Let’s create a machine learning model
You don’t need seventeen degrees in mathematics and statistics to understand the basics of how a machine learning model works. In the next few minutes, I’ll walk you through an example of a linear classification model that will determine whether an animal is a cat or a dog. I promise it’ll be easy.
For this task, we’re going to measure two data points that might help us distinguish cats from dogs: size and ear-floppiness (technical term).
The first thing we can do is gather a bunch of example dogs and cats, and plot them on a graph at numeric points based on their relative size and ear-floppiness.
The model we’re going to be building is known as a linear classification model. The task at hand for building the model is to find a single line on the graph that can separate cats from dogs. Some dogs are smaller than some cats, and some cats have floppier ears than some dogs, so we can’t just say ‘an animal is a cat if it’s size is less than a classification of five’.
Instead we need some sort of slanted line to separate the two groups. The real model would use a bit of fancy maths to find the exact line, but for this example we can just visually work out where it lies.
Now that we’ve found our line, we’re done! We’ve trained a complete classification model which we can use to classify a new animal.
To do this, we plot the new animal’s size and ear-floppiness and see if it sits above or below the line. Let’s see an example of this using my cat, Rhea. Rhea is quite small, so we can put her at around three for size, and around three for ear-floppiness too. On our graph, that looks like this:
Rhea comes in below the classification line, so our model would predict ‘cat’! Genius stuff.

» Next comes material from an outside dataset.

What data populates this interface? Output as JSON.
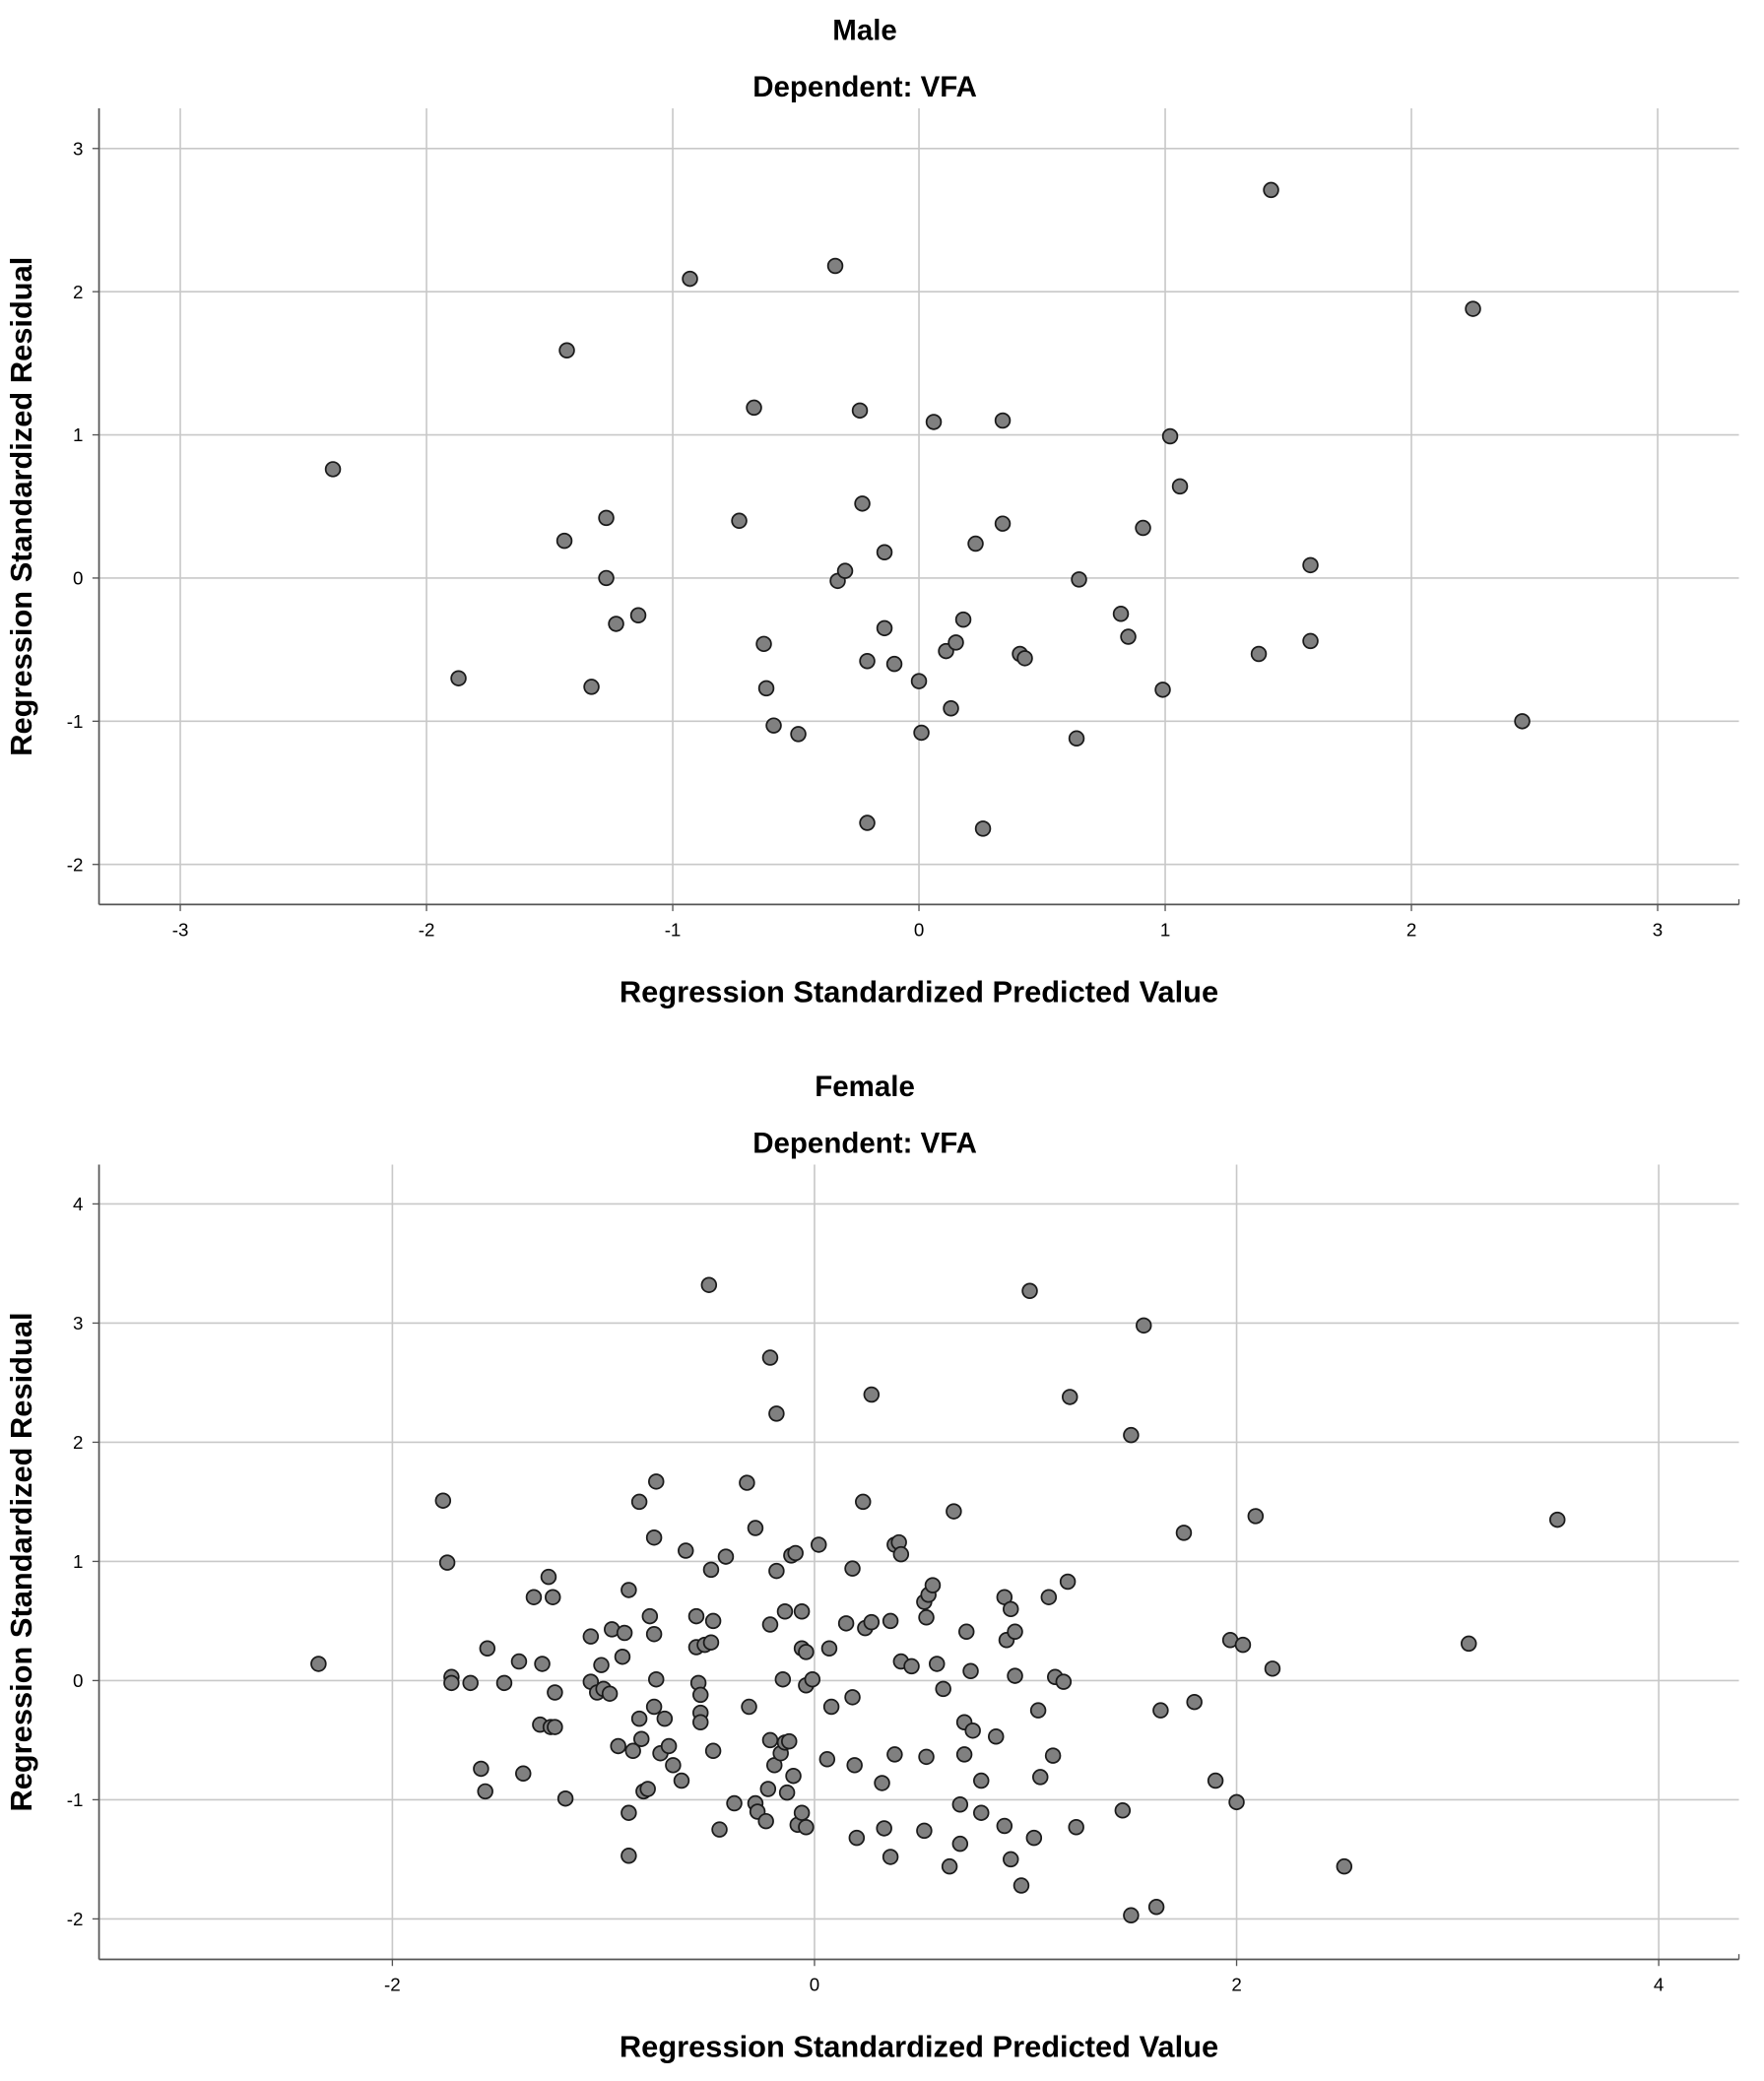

Though, in this case the model is correct, it also shows where there are limitations. For example, you can see where the model might fail if we asked it to classify a husky puppy.
This might seem like an overly simplistic model but, at a large scale, linear models like this have been used in industry for decades, often to great effect.
If you’re curious about a more technical example (including Python code snippets), this article goes through how we can use data science to detect whether a cancer is benign or malignant. Ultimately though, the core concepts of all classification models stay the same: collect some examples, try to find a way of separating them, see how the model holds up to new examples it hasn’t seen before. That’s all there is to it!
You could even try testing the model above yourself, by searching for an image of a cat or a dog and seeing whether the model gets it’s classification right. Equally, you could think about other measurements that might work better to separate the two animals. For example, could colour work? What about top speed? Start plotting your ideas on a graph and you’ll be a data scientist before you know it!